What do you think? Let me know!

14 Responses to “Matt Yglesias Is Totally Wrong About Community Banks”

  1. Mark Alarik at Salesoverlays.com

    The community banks — just like the American Middle Class citizens and small business owners provide most of the tax base and jobs in the U.S. More competition means more jobs, and leverage for the employee to make a better income. Local businesses can offer local customization, also a benefit to the citizens. The community banks depend on the good will and trust of their customers, who are also their neighbors. Mr. Yglesias also doesn’t know anything about what makes a strong American economy.

  2. Doug Hajek

    I’m inclined to agree with Ron Shevlin.
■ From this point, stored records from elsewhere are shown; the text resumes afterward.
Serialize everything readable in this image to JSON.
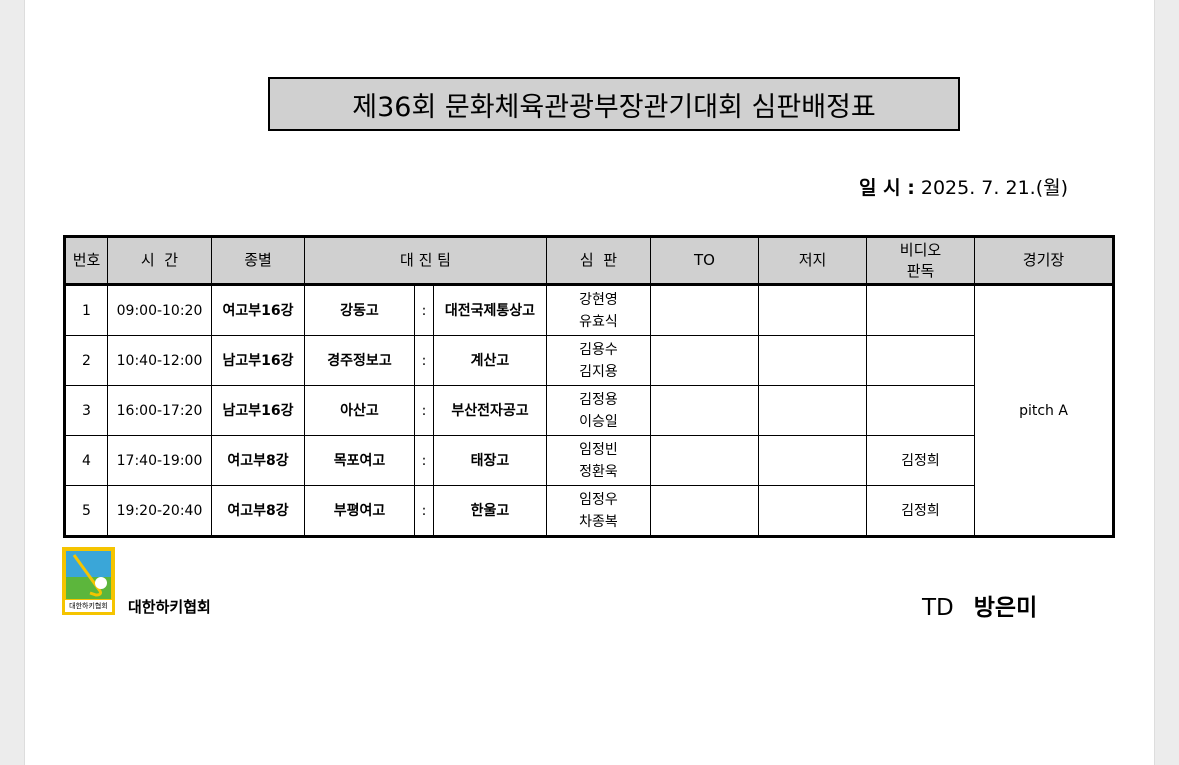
{
  "title": "제36회 문화체육관광부장관기대회 심판배정표",
  "date": {
    "label": "일 시 :",
    "value": "2025. 7. 21.(월)"
  },
  "table": {
    "headers": [
      "번호",
      "시  간",
      "종별",
      "대 진 팀",
      "심  판",
      "TO",
      "저지",
      "비디오\n판독",
      "경기장"
    ],
    "venue": "pitch A",
    "rows": [
      {
        "no": "1",
        "time": "09:00-10:20",
        "category": "여고부16강",
        "team_a": "강동고",
        "sep": ":",
        "team_b": "대전국제통상고",
        "referees": [
          "강현영",
          "유효식"
        ],
        "to": "",
        "judge": "",
        "video": ""
      },
      {
        "no": "2",
        "time": "10:40-12:00",
        "category": "남고부16강",
        "team_a": "경주정보고",
        "sep": ":",
        "team_b": "계산고",
        "referees": [
          "김용수",
          "김지용"
        ],
        "to": "",
        "judge": "",
        "video": ""
      },
      {
        "no": "3",
        "time": "16:00-17:20",
        "category": "남고부16강",
        "team_a": "아산고",
        "sep": ":",
        "team_b": "부산전자공고",
        "referees": [
          "김정용",
          "이승일"
        ],
        "to": "",
        "judge": "",
        "video": ""
      },
      {
        "no": "4",
        "time": "17:40-19:00",
        "category": "여고부8강",
        "team_a": "목포여고",
        "sep": ":",
        "team_b": "태장고",
        "referees": [
          "임정빈",
          "정환욱"
        ],
        "to": "",
        "judge": "",
        "video": "김정희"
      },
      {
        "no": "5",
        "time": "19:20-20:40",
        "category": "여고부8강",
        "team_a": "부평여고",
        "sep": ":",
        "team_b": "한울고",
        "referees": [
          "임정우",
          "차종복"
        ],
        "to": "",
        "judge": "",
        "video": "김정희"
      }
    ]
  },
  "footer": {
    "logo_text": "KOREA HOCKEY ASSOCIATION",
    "logo_label": "대한하키협회",
    "org": "대한하키협회",
    "td_label": "TD",
    "td_name": "방은미"
  }
}
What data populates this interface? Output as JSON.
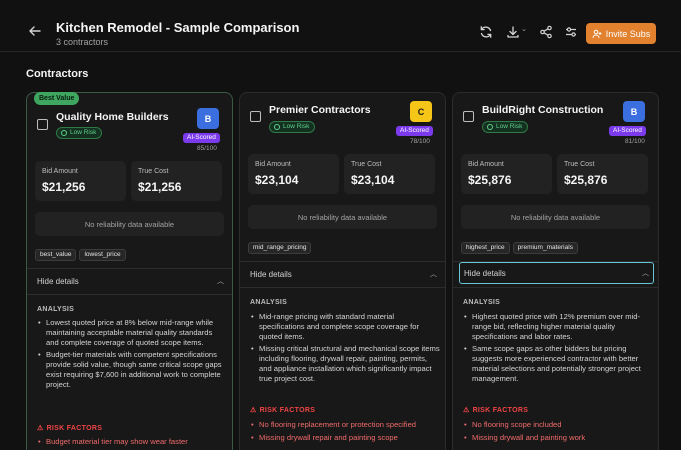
{
  "header": {
    "title": "Kitchen Remodel - Sample Comparison",
    "subtitle": "3 contractors",
    "invite_label": "Invite Subs"
  },
  "section_title": "Contractors",
  "colors": {
    "accent": "#e2812e",
    "ai_badge": "#7c3aed",
    "grade_blue": "#3b6fe0",
    "grade_yellow": "#f5c518",
    "best_value": "#3ea65f",
    "risk": "#ef4444"
  },
  "cards": [
    {
      "badge": "Best Value",
      "name": "Quality Home Builders",
      "risk_level": "Low Risk",
      "grade": "B",
      "ai_label": "AI-Scored",
      "score": "85/100",
      "bid_label": "Bid Amount",
      "bid_amount": "$21,256",
      "true_label": "True Cost",
      "true_cost": "$21,256",
      "reliability": "No reliability data available",
      "tags": [
        "best_value",
        "lowest_price"
      ],
      "details_label": "Hide details",
      "analysis_label": "ANALYSIS",
      "analysis": [
        "Lowest quoted price at 8% below mid-range while maintaining acceptable material quality standards and complete coverage of quoted scope items.",
        "Budget-tier materials with competent specifications provide solid value, though same critical scope gaps exist requiring $7,600 in additional work to complete project."
      ],
      "risk_factors_label": "RISK FACTORS",
      "risk_factors": [
        "Budget material tier may show wear faster"
      ]
    },
    {
      "name": "Premier Contractors",
      "risk_level": "Low Risk",
      "grade": "C",
      "ai_label": "AI-Scored",
      "score": "78/100",
      "bid_label": "Bid Amount",
      "bid_amount": "$23,104",
      "true_label": "True Cost",
      "true_cost": "$23,104",
      "reliability": "No reliability data available",
      "tags": [
        "mid_range_pricing"
      ],
      "details_label": "Hide details",
      "analysis_label": "ANALYSIS",
      "analysis": [
        "Mid-range pricing with standard material specifications and complete scope coverage for quoted items.",
        "Missing critical structural and mechanical scope items including flooring, drywall repair, painting, permits, and appliance installation which significantly impact true project cost."
      ],
      "risk_factors_label": "RISK FACTORS",
      "risk_factors": [
        "No flooring replacement or protection specified",
        "Missing drywall repair and painting scope"
      ]
    },
    {
      "name": "BuildRight Construction",
      "risk_level": "Low Risk",
      "grade": "B",
      "ai_label": "AI-Scored",
      "score": "81/100",
      "bid_label": "Bid Amount",
      "bid_amount": "$25,876",
      "true_label": "True Cost",
      "true_cost": "$25,876",
      "reliability": "No reliability data available",
      "tags": [
        "highest_price",
        "premium_materials"
      ],
      "details_label": "Hide details",
      "analysis_label": "ANALYSIS",
      "analysis": [
        "Highest quoted price with 12% premium over mid-range bid, reflecting higher material quality specifications and labor rates.",
        "Same scope gaps as other bidders but pricing suggests more experienced contractor with better material selections and potentially stronger project management."
      ],
      "risk_factors_label": "RISK FACTORS",
      "risk_factors": [
        "No flooring scope included",
        "Missing drywall and painting work"
      ]
    }
  ]
}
But if I thought Matt Y was serious, I would be convinced of one thing: Matt hasn’t the faintest idea what he is talking about.

  3. rivvir

    “Matt Yglesias simply doesn’t know what he’s talking about.” Yup. Does he actually get paid for this? Wait a moment. Slate? The liberal site? D. Hajek’s remark, “But if I thought Matt Y was serious” sure seems to come into play here, as does R. Shevlin’s. What liberals do you know who want the big banks ruling our lives? Take a look at their site. I just did. Article titles such as “Hooray for unpaid internships, they’re cheaper than college,” and “Why women and other female primates are promiscuous.” Maybe you should take another look at what you’re railing against. It might be your conservative self in this case.
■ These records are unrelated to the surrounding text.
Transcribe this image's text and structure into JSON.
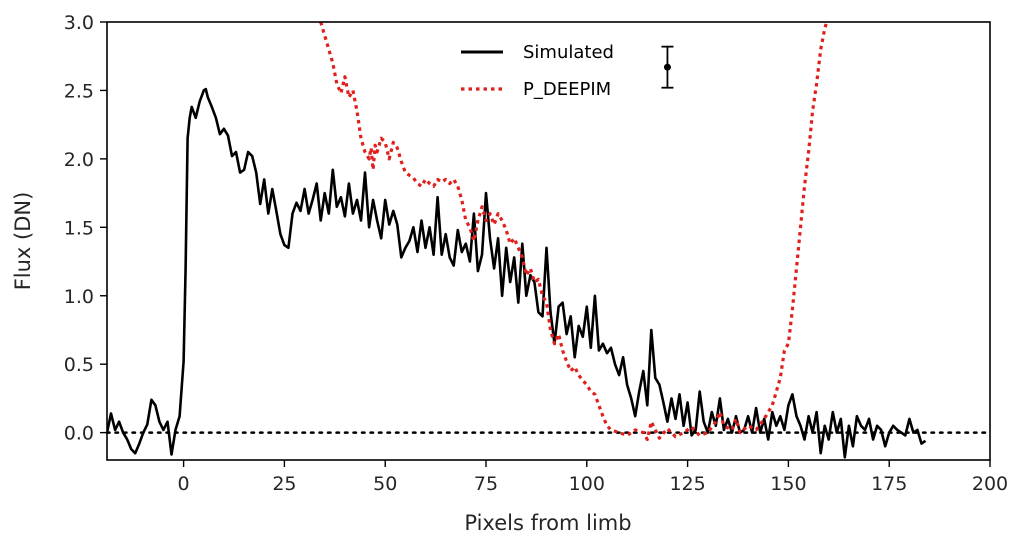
{
  "chart_data": {
    "type": "line",
    "title": "",
    "xlabel": "Pixels from limb",
    "ylabel": "Flux (DN)",
    "xlim": [
      -19,
      200
    ],
    "ylim": [
      -0.2,
      3.0
    ],
    "xticks": [
      0,
      25,
      50,
      75,
      100,
      125,
      150,
      175,
      200
    ],
    "yticks": [
      0.0,
      0.5,
      1.0,
      1.5,
      2.0,
      2.5,
      3.0
    ],
    "xtick_labels": [
      "0",
      "25",
      "50",
      "75",
      "100",
      "125",
      "150",
      "175",
      "200"
    ],
    "ytick_labels": [
      "0.0",
      "0.5",
      "1.0",
      "1.5",
      "2.0",
      "2.5",
      "3.0"
    ],
    "legend_position": "top-center",
    "zero_reference_line": {
      "y": 0.0,
      "style": "dotted",
      "color": "#000000"
    },
    "error_bar": {
      "x": 120,
      "y": 2.67,
      "low": 2.52,
      "high": 2.82
    },
    "series": [
      {
        "name": "Simulated",
        "color": "#000000",
        "style": "solid",
        "points": [
          [
            -19,
            0.0
          ],
          [
            -18,
            0.14
          ],
          [
            -17,
            0.02
          ],
          [
            -16,
            0.08
          ],
          [
            -15,
            0.0
          ],
          [
            -14,
            -0.05
          ],
          [
            -13,
            -0.12
          ],
          [
            -12,
            -0.15
          ],
          [
            -11,
            -0.08
          ],
          [
            -10,
            0.0
          ],
          [
            -9,
            0.06
          ],
          [
            -8,
            0.24
          ],
          [
            -7,
            0.2
          ],
          [
            -6,
            0.08
          ],
          [
            -5,
            0.02
          ],
          [
            -4,
            0.08
          ],
          [
            -3,
            -0.16
          ],
          [
            -2,
            0.02
          ],
          [
            -1,
            0.12
          ],
          [
            0,
            0.52
          ],
          [
            0.5,
            1.2
          ],
          [
            1,
            2.15
          ],
          [
            1.5,
            2.3
          ],
          [
            2,
            2.38
          ],
          [
            3,
            2.3
          ],
          [
            4,
            2.42
          ],
          [
            5,
            2.5
          ],
          [
            5.5,
            2.51
          ],
          [
            6,
            2.45
          ],
          [
            7,
            2.38
          ],
          [
            8,
            2.3
          ],
          [
            9,
            2.18
          ],
          [
            10,
            2.22
          ],
          [
            11,
            2.17
          ],
          [
            12,
            2.02
          ],
          [
            13,
            2.05
          ],
          [
            14,
            1.9
          ],
          [
            15,
            1.92
          ],
          [
            16,
            2.05
          ],
          [
            17,
            2.02
          ],
          [
            18,
            1.9
          ],
          [
            19,
            1.67
          ],
          [
            20,
            1.85
          ],
          [
            21,
            1.6
          ],
          [
            22,
            1.78
          ],
          [
            23,
            1.62
          ],
          [
            24,
            1.45
          ],
          [
            25,
            1.37
          ],
          [
            26,
            1.35
          ],
          [
            27,
            1.6
          ],
          [
            28,
            1.68
          ],
          [
            29,
            1.62
          ],
          [
            30,
            1.78
          ],
          [
            31,
            1.6
          ],
          [
            32,
            1.7
          ],
          [
            33,
            1.82
          ],
          [
            34,
            1.55
          ],
          [
            35,
            1.75
          ],
          [
            36,
            1.6
          ],
          [
            37,
            1.92
          ],
          [
            38,
            1.65
          ],
          [
            39,
            1.72
          ],
          [
            40,
            1.58
          ],
          [
            41,
            1.82
          ],
          [
            42,
            1.6
          ],
          [
            43,
            1.7
          ],
          [
            44,
            1.55
          ],
          [
            45,
            1.9
          ],
          [
            46,
            1.5
          ],
          [
            47,
            1.7
          ],
          [
            48,
            1.55
          ],
          [
            49,
            1.42
          ],
          [
            50,
            1.7
          ],
          [
            51,
            1.52
          ],
          [
            52,
            1.62
          ],
          [
            53,
            1.52
          ],
          [
            54,
            1.28
          ],
          [
            55,
            1.35
          ],
          [
            56,
            1.4
          ],
          [
            57,
            1.5
          ],
          [
            58,
            1.32
          ],
          [
            59,
            1.55
          ],
          [
            60,
            1.35
          ],
          [
            61,
            1.5
          ],
          [
            62,
            1.3
          ],
          [
            63,
            1.72
          ],
          [
            64,
            1.3
          ],
          [
            65,
            1.45
          ],
          [
            66,
            1.28
          ],
          [
            67,
            1.22
          ],
          [
            68,
            1.48
          ],
          [
            69,
            1.32
          ],
          [
            70,
            1.38
          ],
          [
            71,
            1.25
          ],
          [
            72,
            1.6
          ],
          [
            73,
            1.18
          ],
          [
            74,
            1.3
          ],
          [
            75,
            1.75
          ],
          [
            76,
            1.42
          ],
          [
            77,
            1.2
          ],
          [
            78,
            1.42
          ],
          [
            79,
            1.0
          ],
          [
            80,
            1.35
          ],
          [
            81,
            1.1
          ],
          [
            82,
            1.28
          ],
          [
            83,
            0.95
          ],
          [
            84,
            1.38
          ],
          [
            85,
            1.0
          ],
          [
            86,
            1.15
          ],
          [
            87,
            1.1
          ],
          [
            88,
            0.88
          ],
          [
            89,
            0.85
          ],
          [
            90,
            1.35
          ],
          [
            91,
            0.88
          ],
          [
            92,
            0.65
          ],
          [
            93,
            0.92
          ],
          [
            94,
            0.95
          ],
          [
            95,
            0.72
          ],
          [
            96,
            0.85
          ],
          [
            97,
            0.55
          ],
          [
            98,
            0.78
          ],
          [
            99,
            0.7
          ],
          [
            100,
            0.92
          ],
          [
            101,
            0.62
          ],
          [
            102,
            1.0
          ],
          [
            103,
            0.6
          ],
          [
            104,
            0.65
          ],
          [
            105,
            0.58
          ],
          [
            106,
            0.62
          ],
          [
            107,
            0.5
          ],
          [
            108,
            0.42
          ],
          [
            109,
            0.55
          ],
          [
            110,
            0.35
          ],
          [
            111,
            0.25
          ],
          [
            112,
            0.12
          ],
          [
            113,
            0.3
          ],
          [
            114,
            0.45
          ],
          [
            115,
            0.2
          ],
          [
            116,
            0.75
          ],
          [
            117,
            0.4
          ],
          [
            118,
            0.35
          ],
          [
            119,
            0.22
          ],
          [
            120,
            0.08
          ],
          [
            121,
            0.25
          ],
          [
            122,
            0.1
          ],
          [
            123,
            0.28
          ],
          [
            124,
            0.05
          ],
          [
            125,
            0.22
          ],
          [
            126,
            -0.02
          ],
          [
            127,
            0.02
          ],
          [
            128,
            0.3
          ],
          [
            129,
            0.08
          ],
          [
            130,
            0.0
          ],
          [
            131,
            0.15
          ],
          [
            132,
            0.05
          ],
          [
            133,
            0.25
          ],
          [
            134,
            0.02
          ],
          [
            135,
            0.1
          ],
          [
            136,
            0.0
          ],
          [
            137,
            0.12
          ],
          [
            138,
            0.0
          ],
          [
            139,
            0.02
          ],
          [
            140,
            0.12
          ],
          [
            141,
            0.0
          ],
          [
            142,
            0.18
          ],
          [
            143,
            0.0
          ],
          [
            144,
            0.1
          ],
          [
            145,
            -0.05
          ],
          [
            146,
            0.15
          ],
          [
            147,
            0.05
          ],
          [
            148,
            0.12
          ],
          [
            149,
            0.02
          ],
          [
            150,
            0.2
          ],
          [
            151,
            0.28
          ],
          [
            152,
            0.12
          ],
          [
            153,
            0.05
          ],
          [
            154,
            -0.05
          ],
          [
            155,
            0.12
          ],
          [
            156,
            0.0
          ],
          [
            157,
            0.15
          ],
          [
            158,
            -0.15
          ],
          [
            159,
            0.05
          ],
          [
            160,
            -0.05
          ],
          [
            161,
            0.15
          ],
          [
            162,
            0.0
          ],
          [
            163,
            0.1
          ],
          [
            164,
            -0.18
          ],
          [
            165,
            0.05
          ],
          [
            166,
            -0.1
          ],
          [
            167,
            0.12
          ],
          [
            168,
            0.05
          ],
          [
            169,
            0.02
          ],
          [
            170,
            0.1
          ],
          [
            171,
            -0.05
          ],
          [
            172,
            0.05
          ],
          [
            173,
            0.02
          ],
          [
            174,
            -0.1
          ],
          [
            175,
            0.0
          ],
          [
            176,
            0.05
          ],
          [
            177,
            0.02
          ],
          [
            178,
            0.0
          ],
          [
            179,
            -0.02
          ],
          [
            180,
            0.1
          ],
          [
            181,
            0.0
          ],
          [
            182,
            0.02
          ],
          [
            183,
            -0.08
          ],
          [
            184,
            -0.06
          ]
        ]
      },
      {
        "name": "P_DEEPIM",
        "color": "#e0201c",
        "style": "dotted",
        "points": [
          [
            34,
            3.0
          ],
          [
            36,
            2.8
          ],
          [
            37,
            2.7
          ],
          [
            38,
            2.55
          ],
          [
            39,
            2.48
          ],
          [
            40,
            2.6
          ],
          [
            41,
            2.45
          ],
          [
            42,
            2.5
          ],
          [
            43,
            2.35
          ],
          [
            44,
            2.15
          ],
          [
            45,
            2.05
          ],
          [
            46,
            2.0
          ],
          [
            46.5,
            2.08
          ],
          [
            47,
            1.92
          ],
          [
            47.5,
            2.1
          ],
          [
            48,
            2.05
          ],
          [
            49,
            2.15
          ],
          [
            50,
            2.12
          ],
          [
            51,
            2.0
          ],
          [
            52,
            2.12
          ],
          [
            53,
            2.08
          ],
          [
            54,
            1.98
          ],
          [
            55,
            1.9
          ],
          [
            56,
            1.88
          ],
          [
            57,
            1.86
          ],
          [
            58,
            1.82
          ],
          [
            59,
            1.8
          ],
          [
            60,
            1.85
          ],
          [
            61,
            1.82
          ],
          [
            62,
            1.8
          ],
          [
            63,
            1.85
          ],
          [
            64,
            1.83
          ],
          [
            65,
            1.85
          ],
          [
            66,
            1.82
          ],
          [
            67,
            1.85
          ],
          [
            68,
            1.8
          ],
          [
            69,
            1.7
          ],
          [
            70,
            1.55
          ],
          [
            71,
            1.5
          ],
          [
            72,
            1.4
          ],
          [
            73,
            1.55
          ],
          [
            74,
            1.65
          ],
          [
            75,
            1.55
          ],
          [
            76,
            1.6
          ],
          [
            77,
            1.52
          ],
          [
            78,
            1.6
          ],
          [
            79,
            1.55
          ],
          [
            80,
            1.48
          ],
          [
            81,
            1.38
          ],
          [
            82,
            1.42
          ],
          [
            83,
            1.35
          ],
          [
            84,
            1.28
          ],
          [
            85,
            1.15
          ],
          [
            86,
            1.2
          ],
          [
            87,
            1.1
          ],
          [
            88,
            1.12
          ],
          [
            89,
            1.0
          ],
          [
            90,
            0.95
          ],
          [
            91,
            0.75
          ],
          [
            92,
            0.65
          ],
          [
            93,
            0.72
          ],
          [
            94,
            0.6
          ],
          [
            95,
            0.52
          ],
          [
            96,
            0.45
          ],
          [
            97,
            0.48
          ],
          [
            98,
            0.42
          ],
          [
            99,
            0.38
          ],
          [
            100,
            0.35
          ],
          [
            101,
            0.3
          ],
          [
            102,
            0.28
          ],
          [
            103,
            0.2
          ],
          [
            104,
            0.12
          ],
          [
            105,
            0.05
          ],
          [
            106,
            0.02
          ],
          [
            108,
            0.0
          ],
          [
            110,
            -0.02
          ],
          [
            112,
            0.02
          ],
          [
            114,
            0.0
          ],
          [
            115,
            -0.05
          ],
          [
            116,
            0.08
          ],
          [
            117,
            0.02
          ],
          [
            118,
            -0.04
          ],
          [
            120,
            0.03
          ],
          [
            122,
            -0.03
          ],
          [
            124,
            0.0
          ],
          [
            126,
            0.04
          ],
          [
            128,
            -0.02
          ],
          [
            130,
            0.0
          ],
          [
            132,
            0.08
          ],
          [
            133,
            0.15
          ],
          [
            134,
            0.05
          ],
          [
            136,
            0.02
          ],
          [
            137,
            0.1
          ],
          [
            138,
            0.0
          ],
          [
            140,
            0.05
          ],
          [
            142,
            0.02
          ],
          [
            144,
            0.1
          ],
          [
            146,
            0.2
          ],
          [
            147,
            0.3
          ],
          [
            148,
            0.4
          ],
          [
            149,
            0.6
          ],
          [
            150,
            0.65
          ],
          [
            151,
            0.9
          ],
          [
            152,
            1.2
          ],
          [
            153,
            1.5
          ],
          [
            154,
            1.8
          ],
          [
            155,
            2.05
          ],
          [
            156,
            2.35
          ],
          [
            157,
            2.55
          ],
          [
            158,
            2.8
          ],
          [
            159,
            2.95
          ],
          [
            159.5,
            3.0
          ]
        ]
      }
    ]
  }
}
  4. Mark Alarik at Salesoverlays.com

    The community banks — just like the American Middle Class citizens and small business owners provide most of the tax base and jobs in the U.S. More competition means more jobs, and leverage for the employee to make a better income. Local businesses can offer local customization, also a benefit to the citizens. The community banks depend on the good will and trust of their customers, who are also their neighbors. Mr. Yglesias also doesn’t know anything about what makes a strong American economy.

  5. Bill H.

    I don’t think they guy gets the magnifier effect that a large, diverse banking sector creates in terms of access to capital. What he seems to complain about is what my grad advisor called “the Q-tip” banking system–some really big banks, lots of really small ones, and not a whole lot in between. My local bank offers a 2 -year TD that pays more than the dividend yield of JPM. And this local bank is thriving in the same strip mall where the local grocery store has a Chase branch. Not to say that community bankers sometimes have a little too much whine with their cheese, but swallow up community banks…c’mon, man!

  6. O'Kane

    Am I tilted here or, does it smell the cologne Yglesias is wearing is cloned from Essence d’Obama.

  7. Mark Alarik at Salesoverlays.com

    The community banks — just like the American Middle Class citizens and small business owners provide most of the tax base and jobs in the U.S. More competition means more jobs, and leverage for the employee to make a better income. Local businesses can offer local customization, also a benefit to the citizens. The community banks depend on the good will and trust of their customers, who are also their neighbors. Mr. Yglesias also doesn’t know anything about what makes a strong American economy.

  8. rivvir

    Well Tom, looks like a lot of people here, besides yourself, didn’t get it. Doesn’t it? Particularly o’kane, who certainly got tilted by essence of brown.

  9. Bill

    You know full well that Slate is run by big government liberals. We should not be surprised by their hatred of any bank.

  10. JRW

    The artcile you should be commenting on was in this Tuesday’s front page WSJ regarding the decline in the number of US banks. The article was not positive on smaller community banks primarily due to limited growth opportunity and an inability to compete with larger banks. Before the crash community banks had focused on low end CRE. That market has diminished and the regulators are significantly restricting this activity. There may be some good performers out there but in my market the community bankers are having a tough time and are not optimistic. You can blame it on regulation but the real problem is an inability to generate earning assets.